« A quelques centimètres près, j’aurais pu perdre mon œil. » Melik montre le pansement qui surplombe son oreille gauche mais parvient à relativiser. « Heureusement, la blessure est sans gravité. » Ce qui s’est passé ce lundi soir, pourtant, n’a rien de banal. Les faits remontent donc à quelques jours et à une soirée entre grévistes au dépôt RATP d’Ivry-sur-Seine.

Depuis le 5 décembre, les salariés en lutte ont pris l’habitude de se retrouver dans leurs locaux. Pour organiser la lutte, pour échanger mais aussi, parfois, pour décompresser d’une mobilisation éreintante, à l’image du réveillon de Noël partagé entre grévistes. « J’ai passé plusieurs nuits ici depuis un mois, sourit Melik. Je passe plus de temps avec mes collègues qu’avec ma femme. »
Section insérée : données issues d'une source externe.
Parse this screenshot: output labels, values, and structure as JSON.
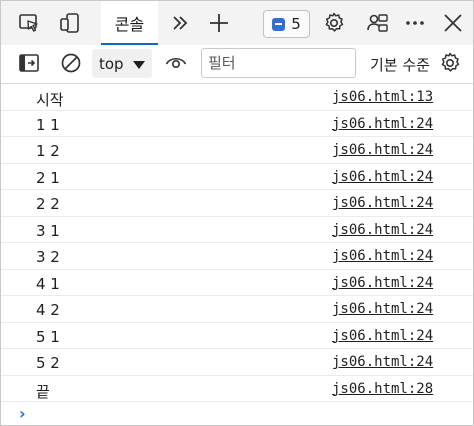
{
  "tabs": {
    "console_label": "콘솔",
    "icons": [
      "inspect-element-icon",
      "device-emulation-icon",
      "more-tabs-icon",
      "add-tab-icon",
      "settings-icon",
      "feedback-icon",
      "more-options-icon",
      "close-icon"
    ],
    "issues_count": "5"
  },
  "toolbar": {
    "context_value": "top",
    "filter_placeholder": "필터",
    "levels_label": "기본 수준"
  },
  "log": [
    {
      "message": "시작",
      "source": "js06.html:13"
    },
    {
      "message": "1 1",
      "source": "js06.html:24"
    },
    {
      "message": "1 2",
      "source": "js06.html:24"
    },
    {
      "message": "2 1",
      "source": "js06.html:24"
    },
    {
      "message": "2 2",
      "source": "js06.html:24"
    },
    {
      "message": "3 1",
      "source": "js06.html:24"
    },
    {
      "message": "3 2",
      "source": "js06.html:24"
    },
    {
      "message": "4 1",
      "source": "js06.html:24"
    },
    {
      "message": "4 2",
      "source": "js06.html:24"
    },
    {
      "message": "5 1",
      "source": "js06.html:24"
    },
    {
      "message": "5 2",
      "source": "js06.html:24"
    },
    {
      "message": "끝",
      "source": "js06.html:28"
    }
  ],
  "colors": {
    "accent": "#0f6cbd",
    "prompt": "#1a73e8",
    "badge": "#2f6fd6"
  }
}
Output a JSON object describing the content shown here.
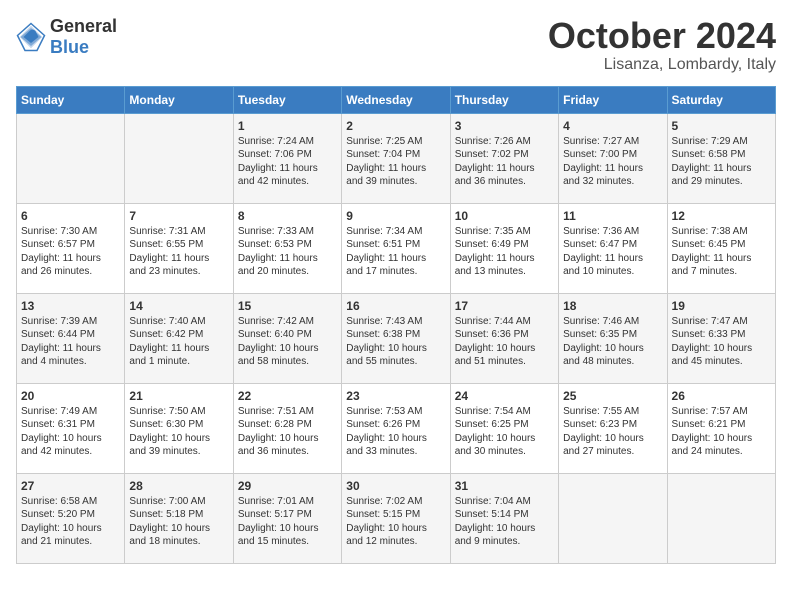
{
  "header": {
    "logo_general": "General",
    "logo_blue": "Blue",
    "month": "October 2024",
    "location": "Lisanza, Lombardy, Italy"
  },
  "weekdays": [
    "Sunday",
    "Monday",
    "Tuesday",
    "Wednesday",
    "Thursday",
    "Friday",
    "Saturday"
  ],
  "rows": [
    [
      {
        "day": "",
        "content": ""
      },
      {
        "day": "",
        "content": ""
      },
      {
        "day": "1",
        "content": "Sunrise: 7:24 AM\nSunset: 7:06 PM\nDaylight: 11 hours\nand 42 minutes."
      },
      {
        "day": "2",
        "content": "Sunrise: 7:25 AM\nSunset: 7:04 PM\nDaylight: 11 hours\nand 39 minutes."
      },
      {
        "day": "3",
        "content": "Sunrise: 7:26 AM\nSunset: 7:02 PM\nDaylight: 11 hours\nand 36 minutes."
      },
      {
        "day": "4",
        "content": "Sunrise: 7:27 AM\nSunset: 7:00 PM\nDaylight: 11 hours\nand 32 minutes."
      },
      {
        "day": "5",
        "content": "Sunrise: 7:29 AM\nSunset: 6:58 PM\nDaylight: 11 hours\nand 29 minutes."
      }
    ],
    [
      {
        "day": "6",
        "content": "Sunrise: 7:30 AM\nSunset: 6:57 PM\nDaylight: 11 hours\nand 26 minutes."
      },
      {
        "day": "7",
        "content": "Sunrise: 7:31 AM\nSunset: 6:55 PM\nDaylight: 11 hours\nand 23 minutes."
      },
      {
        "day": "8",
        "content": "Sunrise: 7:33 AM\nSunset: 6:53 PM\nDaylight: 11 hours\nand 20 minutes."
      },
      {
        "day": "9",
        "content": "Sunrise: 7:34 AM\nSunset: 6:51 PM\nDaylight: 11 hours\nand 17 minutes."
      },
      {
        "day": "10",
        "content": "Sunrise: 7:35 AM\nSunset: 6:49 PM\nDaylight: 11 hours\nand 13 minutes."
      },
      {
        "day": "11",
        "content": "Sunrise: 7:36 AM\nSunset: 6:47 PM\nDaylight: 11 hours\nand 10 minutes."
      },
      {
        "day": "12",
        "content": "Sunrise: 7:38 AM\nSunset: 6:45 PM\nDaylight: 11 hours\nand 7 minutes."
      }
    ],
    [
      {
        "day": "13",
        "content": "Sunrise: 7:39 AM\nSunset: 6:44 PM\nDaylight: 11 hours\nand 4 minutes."
      },
      {
        "day": "14",
        "content": "Sunrise: 7:40 AM\nSunset: 6:42 PM\nDaylight: 11 hours\nand 1 minute."
      },
      {
        "day": "15",
        "content": "Sunrise: 7:42 AM\nSunset: 6:40 PM\nDaylight: 10 hours\nand 58 minutes."
      },
      {
        "day": "16",
        "content": "Sunrise: 7:43 AM\nSunset: 6:38 PM\nDaylight: 10 hours\nand 55 minutes."
      },
      {
        "day": "17",
        "content": "Sunrise: 7:44 AM\nSunset: 6:36 PM\nDaylight: 10 hours\nand 51 minutes."
      },
      {
        "day": "18",
        "content": "Sunrise: 7:46 AM\nSunset: 6:35 PM\nDaylight: 10 hours\nand 48 minutes."
      },
      {
        "day": "19",
        "content": "Sunrise: 7:47 AM\nSunset: 6:33 PM\nDaylight: 10 hours\nand 45 minutes."
      }
    ],
    [
      {
        "day": "20",
        "content": "Sunrise: 7:49 AM\nSunset: 6:31 PM\nDaylight: 10 hours\nand 42 minutes."
      },
      {
        "day": "21",
        "content": "Sunrise: 7:50 AM\nSunset: 6:30 PM\nDaylight: 10 hours\nand 39 minutes."
      },
      {
        "day": "22",
        "content": "Sunrise: 7:51 AM\nSunset: 6:28 PM\nDaylight: 10 hours\nand 36 minutes."
      },
      {
        "day": "23",
        "content": "Sunrise: 7:53 AM\nSunset: 6:26 PM\nDaylight: 10 hours\nand 33 minutes."
      },
      {
        "day": "24",
        "content": "Sunrise: 7:54 AM\nSunset: 6:25 PM\nDaylight: 10 hours\nand 30 minutes."
      },
      {
        "day": "25",
        "content": "Sunrise: 7:55 AM\nSunset: 6:23 PM\nDaylight: 10 hours\nand 27 minutes."
      },
      {
        "day": "26",
        "content": "Sunrise: 7:57 AM\nSunset: 6:21 PM\nDaylight: 10 hours\nand 24 minutes."
      }
    ],
    [
      {
        "day": "27",
        "content": "Sunrise: 6:58 AM\nSunset: 5:20 PM\nDaylight: 10 hours\nand 21 minutes."
      },
      {
        "day": "28",
        "content": "Sunrise: 7:00 AM\nSunset: 5:18 PM\nDaylight: 10 hours\nand 18 minutes."
      },
      {
        "day": "29",
        "content": "Sunrise: 7:01 AM\nSunset: 5:17 PM\nDaylight: 10 hours\nand 15 minutes."
      },
      {
        "day": "30",
        "content": "Sunrise: 7:02 AM\nSunset: 5:15 PM\nDaylight: 10 hours\nand 12 minutes."
      },
      {
        "day": "31",
        "content": "Sunrise: 7:04 AM\nSunset: 5:14 PM\nDaylight: 10 hours\nand 9 minutes."
      },
      {
        "day": "",
        "content": ""
      },
      {
        "day": "",
        "content": ""
      }
    ]
  ]
}
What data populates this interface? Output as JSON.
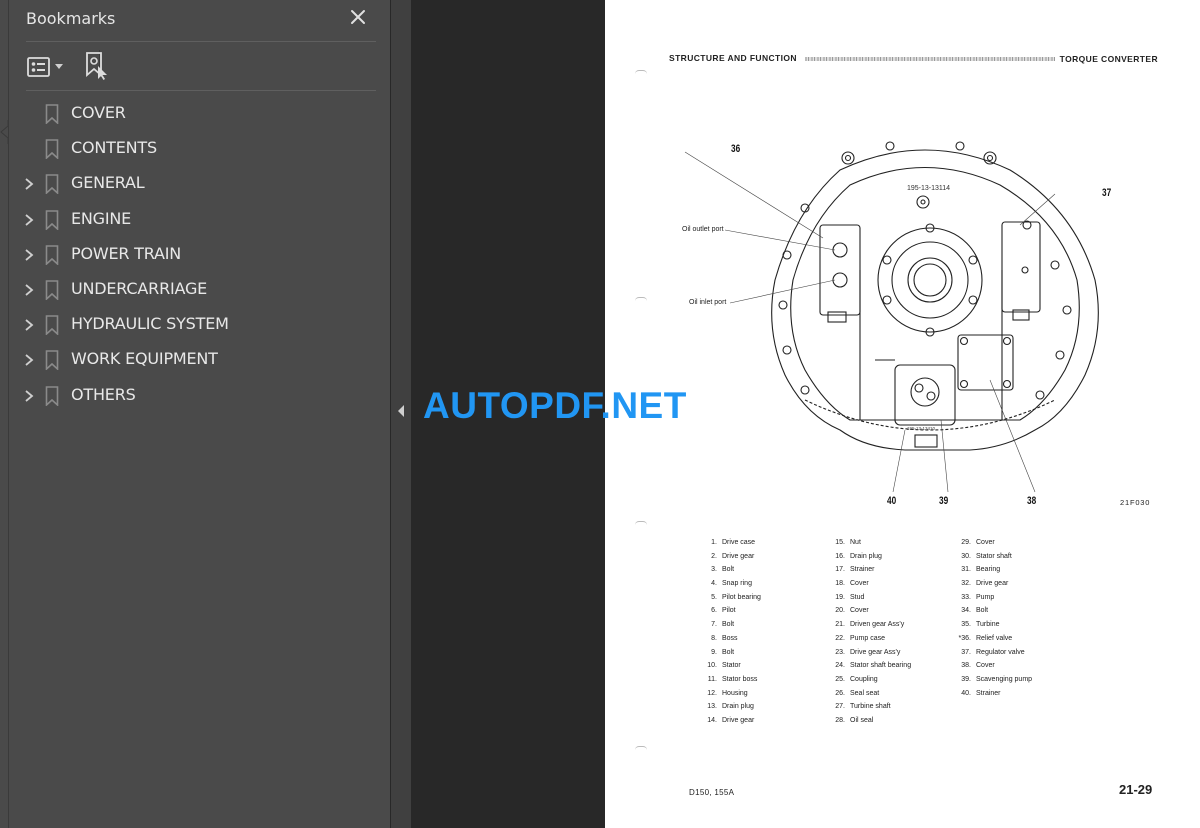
{
  "bookmarks_panel": {
    "title": "Bookmarks",
    "close_icon": "close-icon",
    "toolbar": {
      "options_icon": "list-options-icon",
      "dropdown_icon": "caret-down-icon",
      "find_current_icon": "find-current-bookmark-icon"
    },
    "items": [
      {
        "label": "COVER",
        "expandable": false
      },
      {
        "label": "CONTENTS",
        "expandable": false
      },
      {
        "label": "GENERAL",
        "expandable": true
      },
      {
        "label": "ENGINE",
        "expandable": true
      },
      {
        "label": "POWER TRAIN",
        "expandable": true
      },
      {
        "label": "UNDERCARRIAGE",
        "expandable": true
      },
      {
        "label": "HYDRAULIC SYSTEM",
        "expandable": true
      },
      {
        "label": "WORK EQUIPMENT",
        "expandable": true
      },
      {
        "label": "OTHERS",
        "expandable": true
      }
    ]
  },
  "splitter": {
    "collapse_icon": "collapse-left-arrow-icon"
  },
  "watermark": "AUTOPDF.NET",
  "colors": {
    "panel_bg": "#4a4a4a",
    "canvas_bg": "#282828",
    "watermark": "#2196f3"
  },
  "document_page": {
    "header_left": "STRUCTURE AND FUNCTION",
    "header_right": "TORQUE CONVERTER",
    "drawing": {
      "callouts": [
        "36",
        "37",
        "38",
        "39",
        "40"
      ],
      "part_number_top": "195-13-13114",
      "part_number_pump": "195-13-13410",
      "oil_outlet_label": "Oil outlet port",
      "oil_inlet_label": "Oil inlet port",
      "figure_code": "21F030"
    },
    "legend_columns": [
      [
        {
          "num": "1.",
          "name": "Drive case"
        },
        {
          "num": "2.",
          "name": "Drive gear"
        },
        {
          "num": "3.",
          "name": "Bolt"
        },
        {
          "num": "4.",
          "name": "Snap ring"
        },
        {
          "num": "5.",
          "name": "Pilot bearing"
        },
        {
          "num": "6.",
          "name": "Pilot"
        },
        {
          "num": "7.",
          "name": "Bolt"
        },
        {
          "num": "8.",
          "name": "Boss"
        },
        {
          "num": "9.",
          "name": "Bolt"
        },
        {
          "num": "10.",
          "name": "Stator"
        },
        {
          "num": "11.",
          "name": "Stator boss"
        },
        {
          "num": "12.",
          "name": "Housing"
        },
        {
          "num": "13.",
          "name": "Drain plug"
        },
        {
          "num": "14.",
          "name": "Drive gear"
        }
      ],
      [
        {
          "num": "15.",
          "name": "Nut"
        },
        {
          "num": "16.",
          "name": "Drain plug"
        },
        {
          "num": "17.",
          "name": "Strainer"
        },
        {
          "num": "18.",
          "name": "Cover"
        },
        {
          "num": "19.",
          "name": "Stud"
        },
        {
          "num": "20.",
          "name": "Cover"
        },
        {
          "num": "21.",
          "name": "Driven gear Ass'y"
        },
        {
          "num": "22.",
          "name": "Pump case"
        },
        {
          "num": "23.",
          "name": "Drive gear Ass'y"
        },
        {
          "num": "24.",
          "name": "Stator shaft bearing"
        },
        {
          "num": "25.",
          "name": "Coupling"
        },
        {
          "num": "26.",
          "name": "Seal seat"
        },
        {
          "num": "27.",
          "name": "Turbine shaft"
        },
        {
          "num": "28.",
          "name": "Oil seal"
        }
      ],
      [
        {
          "num": "29.",
          "name": "Cover"
        },
        {
          "num": "30.",
          "name": "Stator shaft"
        },
        {
          "num": "31.",
          "name": "Bearing"
        },
        {
          "num": "32.",
          "name": "Drive gear"
        },
        {
          "num": "33.",
          "name": "Pump"
        },
        {
          "num": "34.",
          "name": "Bolt"
        },
        {
          "num": "35.",
          "name": "Turbine"
        },
        {
          "num": "*36.",
          "name": "Relief valve"
        },
        {
          "num": "37.",
          "name": "Regulator valve"
        },
        {
          "num": "38.",
          "name": "Cover"
        },
        {
          "num": "39.",
          "name": "Scavenging pump"
        },
        {
          "num": "40.",
          "name": "Strainer"
        }
      ]
    ],
    "footer_model": "D150, 155A",
    "page_number": "21-29"
  }
}
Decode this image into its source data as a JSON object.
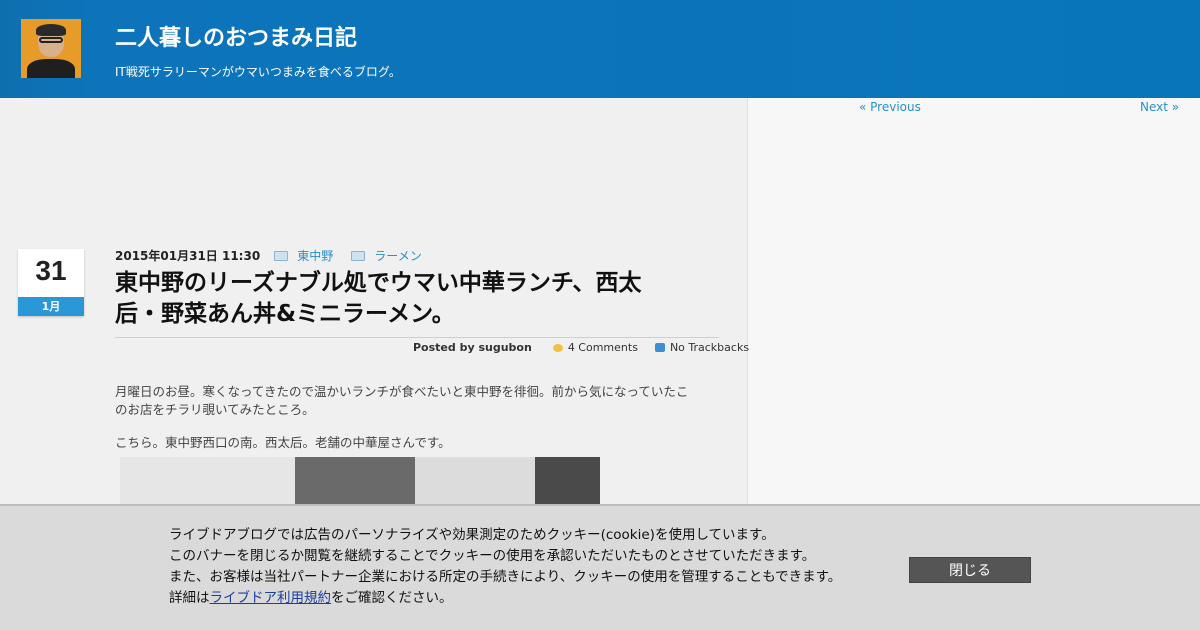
{
  "header": {
    "site_title": "二人暮しのおつまみ日記",
    "site_description": "IT戦死サラリーマンがウマいつまみを食べるブログ。"
  },
  "nav": {
    "previous": "« Previous",
    "next": "Next »"
  },
  "post": {
    "date_day": "31",
    "date_month": "1月",
    "datetime": "2015年01月31日 11:30",
    "categories": [
      "東中野",
      "ラーメン"
    ],
    "title_line1": "東中野のリーズナブル処でウマい中華ランチ、西太",
    "title_line2": "后・野菜あん丼&ミニラーメン。",
    "author": "Posted by sugubon",
    "comments": "4 Comments",
    "trackbacks": "No Trackbacks",
    "paragraph1_line1": "月曜日のお昼。寒くなってきたので温かいランチが食べたいと東中野を徘徊。前から気になっていたこ",
    "paragraph1_line2": "のお店をチラリ覗いてみたところ。",
    "paragraph2": "こちら。東中野西口の南。西太后。老舗の中華屋さんです。"
  },
  "cookie_banner": {
    "line1": "ライブドアブログでは広告のパーソナライズや効果測定のためクッキー(cookie)を使用しています。",
    "line2": "このバナーを閉じるか閲覧を継続することでクッキーの使用を承認いただいたものとさせていただきます。",
    "line3": "また、お客様は当社パートナー企業における所定の手続きにより、クッキーの使用を管理することもできます。",
    "line4_prefix": "詳細は",
    "line4_link": "ライブドア利用規約",
    "line4_suffix": "をご確認ください。",
    "close_label": "閉じる"
  },
  "colors": {
    "header_bg": "#0b73ba",
    "link": "#2a8fc9",
    "date_accent": "#2a97d6"
  }
}
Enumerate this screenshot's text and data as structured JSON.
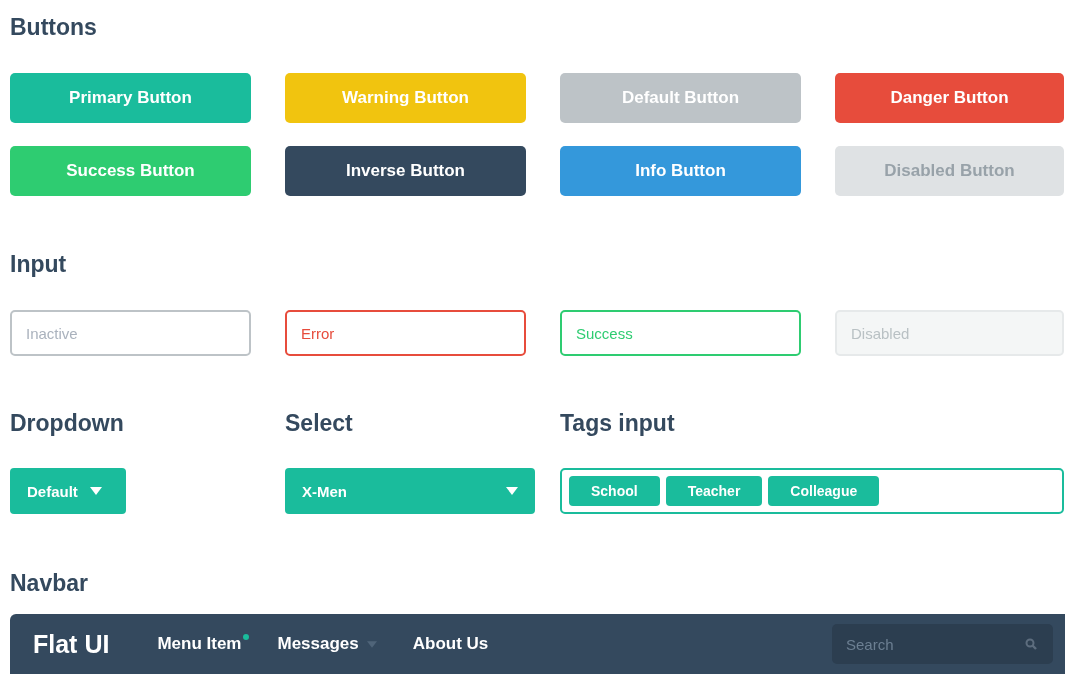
{
  "buttons_section": {
    "title": "Buttons",
    "buttons": [
      {
        "label": "Primary Button",
        "kind": "primary",
        "disabled": false
      },
      {
        "label": "Warning Button",
        "kind": "warning",
        "disabled": false
      },
      {
        "label": "Default Button",
        "kind": "default",
        "disabled": false
      },
      {
        "label": "Danger Button",
        "kind": "danger",
        "disabled": false
      },
      {
        "label": "Success Button",
        "kind": "success",
        "disabled": false
      },
      {
        "label": "Inverse Button",
        "kind": "inverse",
        "disabled": false
      },
      {
        "label": "Info Button",
        "kind": "info",
        "disabled": false
      },
      {
        "label": "Disabled Button",
        "kind": "default",
        "disabled": true
      }
    ]
  },
  "input_section": {
    "title": "Input",
    "fields": [
      {
        "placeholder": "Inactive",
        "kind": "inactive",
        "disabled": false
      },
      {
        "placeholder": "Error",
        "kind": "error",
        "disabled": false
      },
      {
        "placeholder": "Success",
        "kind": "success",
        "disabled": false
      },
      {
        "placeholder": "Disabled",
        "kind": "inactive",
        "disabled": true
      }
    ]
  },
  "dropdown": {
    "title": "Dropdown",
    "label": "Default"
  },
  "select": {
    "title": "Select",
    "value": "X-Men"
  },
  "tags_input": {
    "title": "Tags input",
    "tags": [
      "School",
      "Teacher",
      "Colleague"
    ]
  },
  "navbar_section": {
    "title": "Navbar",
    "brand": "Flat UI",
    "items": [
      {
        "label": "Menu Item",
        "kind": "link",
        "notification": true
      },
      {
        "label": "Messages",
        "kind": "dropdown",
        "notification": false
      },
      {
        "label": "About Us",
        "kind": "link",
        "notification": false
      }
    ],
    "search": {
      "placeholder": "Search"
    }
  }
}
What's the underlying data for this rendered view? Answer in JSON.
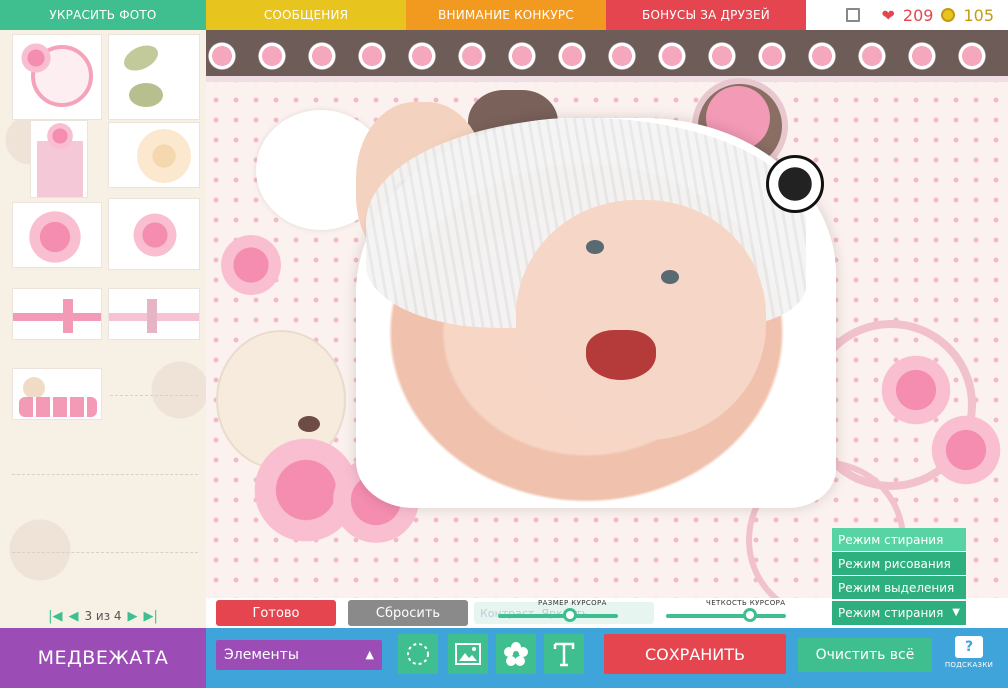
{
  "nav": {
    "tabs": [
      {
        "label": "УКРАСИТЬ ФОТО"
      },
      {
        "label": "СООБЩЕНИЯ"
      },
      {
        "label": "ВНИМАНИЕ КОНКУРС"
      },
      {
        "label": "БОНУСЫ ЗА ДРУЗЕЙ"
      }
    ],
    "hearts": "209",
    "coins": "105"
  },
  "pager": {
    "text": "3 из 4"
  },
  "controls": {
    "ready_label": "Готово",
    "reset_label": "Сбросить",
    "faint_label": "Контраст",
    "faint_label2": "Яркость",
    "cursor_size_label": "РАЗМЕР КУРСОРА",
    "cursor_size_value": 0.6,
    "cursor_sharpness_label": "ЧЕТКОСТЬ КУРСОРА",
    "cursor_sharpness_value": 0.7
  },
  "mode": {
    "options": [
      "Режим стирания",
      "Режим рисования",
      "Режим выделения"
    ],
    "selected": "Режим стирания"
  },
  "bottom": {
    "category_title": "МЕДВЕЖАТА",
    "select_value": "Элементы",
    "save_label": "СОХРАНИТЬ",
    "clear_label": "Очистить всё",
    "help_label": "ПОДСКАЗКИ",
    "help_glyph": "?"
  },
  "colors": {
    "green": "#3fbf8f",
    "red": "#e5454f",
    "purple": "#9b4db5",
    "blue": "#3fa4d9",
    "yellow": "#e8c41f",
    "orange": "#f29a1f"
  },
  "icons": [
    "fullscreen-icon",
    "heart-icon",
    "coin-icon",
    "first-page-icon",
    "prev-page-icon",
    "next-page-icon",
    "last-page-icon",
    "lasso-icon",
    "image-icon",
    "flower-icon",
    "text-icon",
    "help-icon"
  ]
}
Ce lundi-là, on fête l’anniversaire d’un collègue. Parmi la trentaine de salariés présents, une dizaine sort fumer une clope devant le dépôt. L’ambiance est plutôt festive et un des hommes présents sort une espèce de lance-boules. Mickael, lui aussi présent à ce moment-là, explique : « C’est une sorte de feu d’artifice, c’est un peu bruyant mais ça ne dure que quelques secondes. On n’a pas fait plus de bruit que d’habitude. »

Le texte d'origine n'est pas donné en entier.